Depois que ela operou, ela não quis ter mais relação, e eu também não liguei muito não, sabe? Porque a gente vê de outra forma, faz de outro jeito. Eu peguei e não procurei mais ela. Ela rejeitava falando que estava com câncer de mama e tal. Ela acha que morreu tudo, para ela morreu tudo. E desde então nós não temos relação mais. E parei de procurar ela, porque não adianta (E10).

O poder-ser do corpo também abre a possibilidade de poder ter prazer na condição de potência e encontra, pela mesma condição indigente da necessidade, a possibilidade de satisfação na experiência prazerosa.

E também eu acho que é uma situação normal, porque uma mulher que está com os dois seios e de repente mutila, então o psicológico, mesmo que você não queira, ele fica abalado. Então, em um primeiro momento, teve mudanças, mas depois ela melhorou e sarou (E4).

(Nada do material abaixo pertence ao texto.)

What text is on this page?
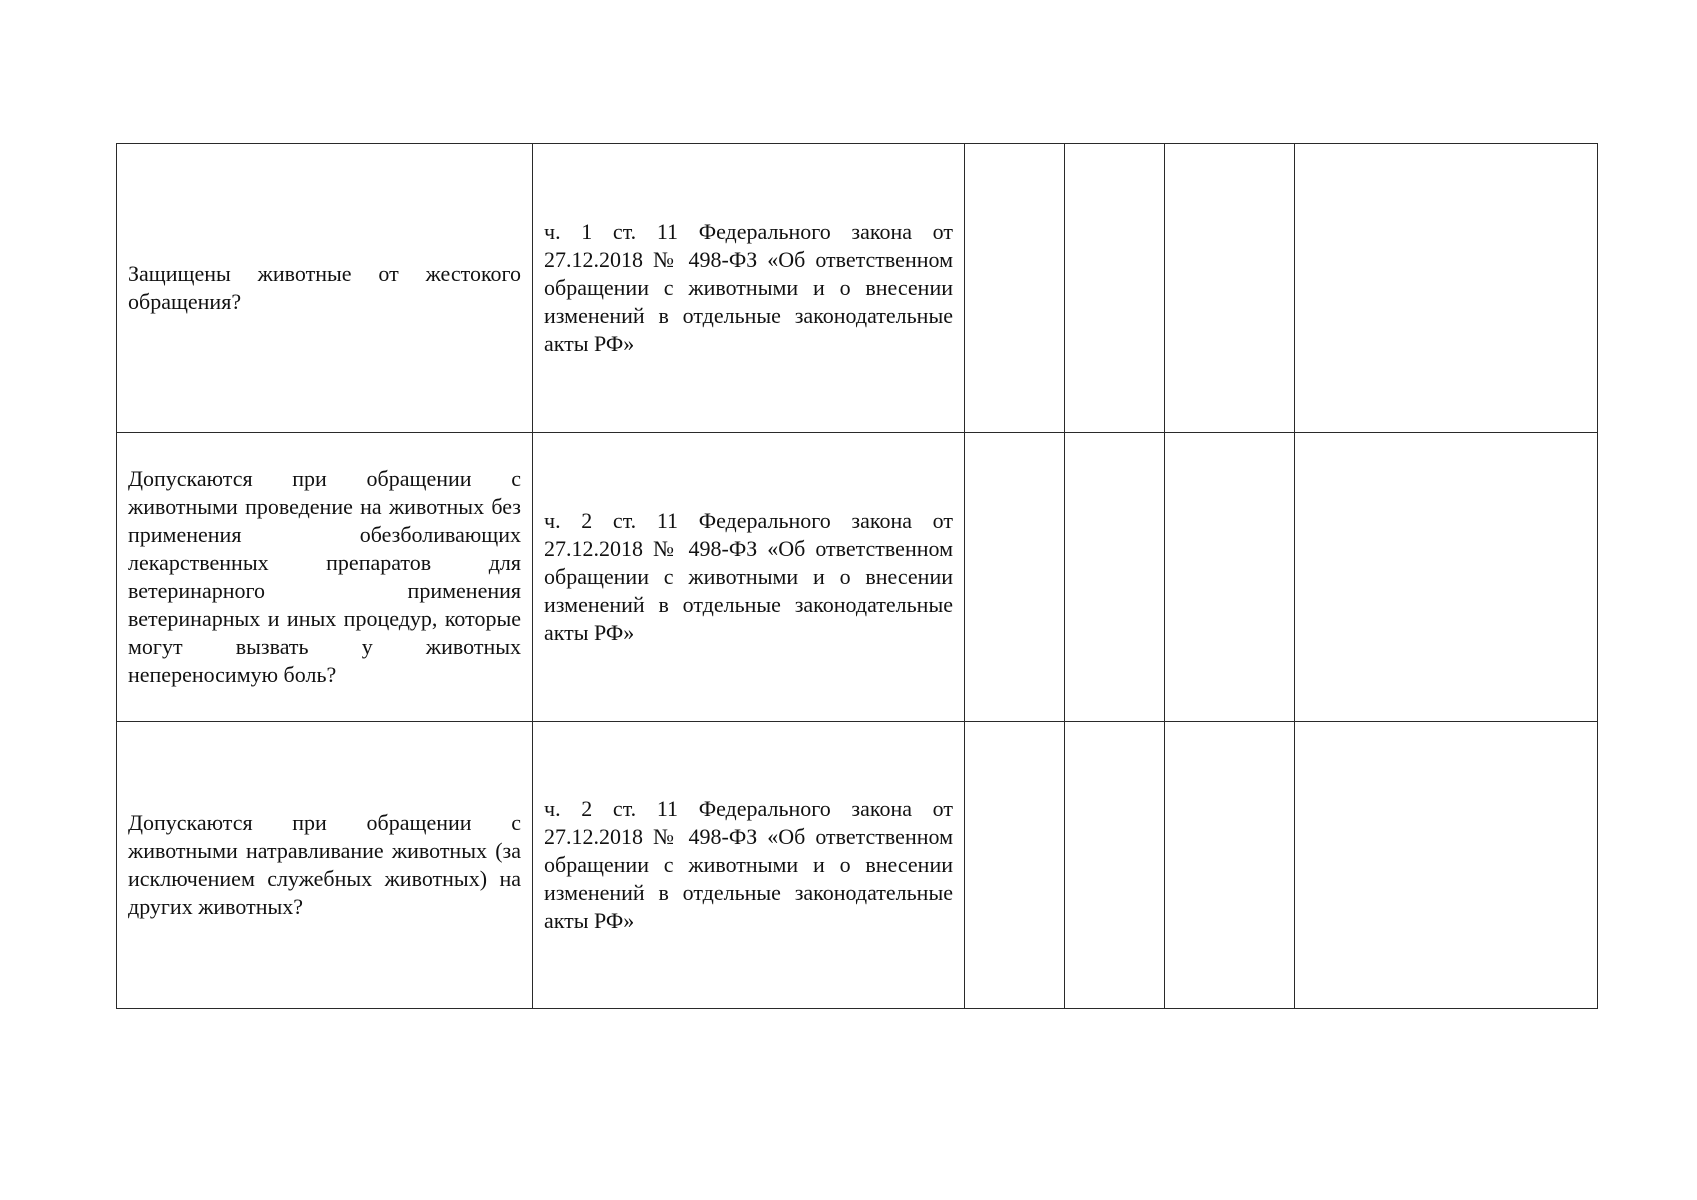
Защищены животные от жестокого обращения?	ч. 1 ст. 11 Федерального закона от 27.12.2018 № 498-ФЗ «Об ответственном обращении с животными и о внесении изменений в отдельные законодательные акты РФ»				

Допускаются при обращении с животными проведение на животных без применения обезболивающих лекарственных препаратов для ветеринарного применения ветеринарных и иных процедур, которые могут вызвать у животных непереносимую боль?	ч. 2 ст. 11 Федерального закона от 27.12.2018 № 498-ФЗ «Об ответственном обращении с животными и о внесении изменений в отдельные законодательные акты РФ»				

Допускаются при обращении с животными натравливание животных (за исключением служебных животных) на других животных?	ч. 2 ст. 11 Федерального закона от 27.12.2018 № 498-ФЗ «Об ответственном обращении с животными и о внесении изменений в отдельные законодательные акты РФ»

Alguns relatos mostram que a reconstrução mamária possibilitou para as mulheres que tiveram acesso a esse recurso a revalorização de seu corpo e a satisfação com a nova imagem corporal perante o convívio com os outros. É comum a mulher solicitar a reconstrução por esses motivos, relacionados à autoimagem e autoestima. Em nosso estudo, os companheiros também manifestaram interesse em que suas mulheres realizassem a reconstrução mamária.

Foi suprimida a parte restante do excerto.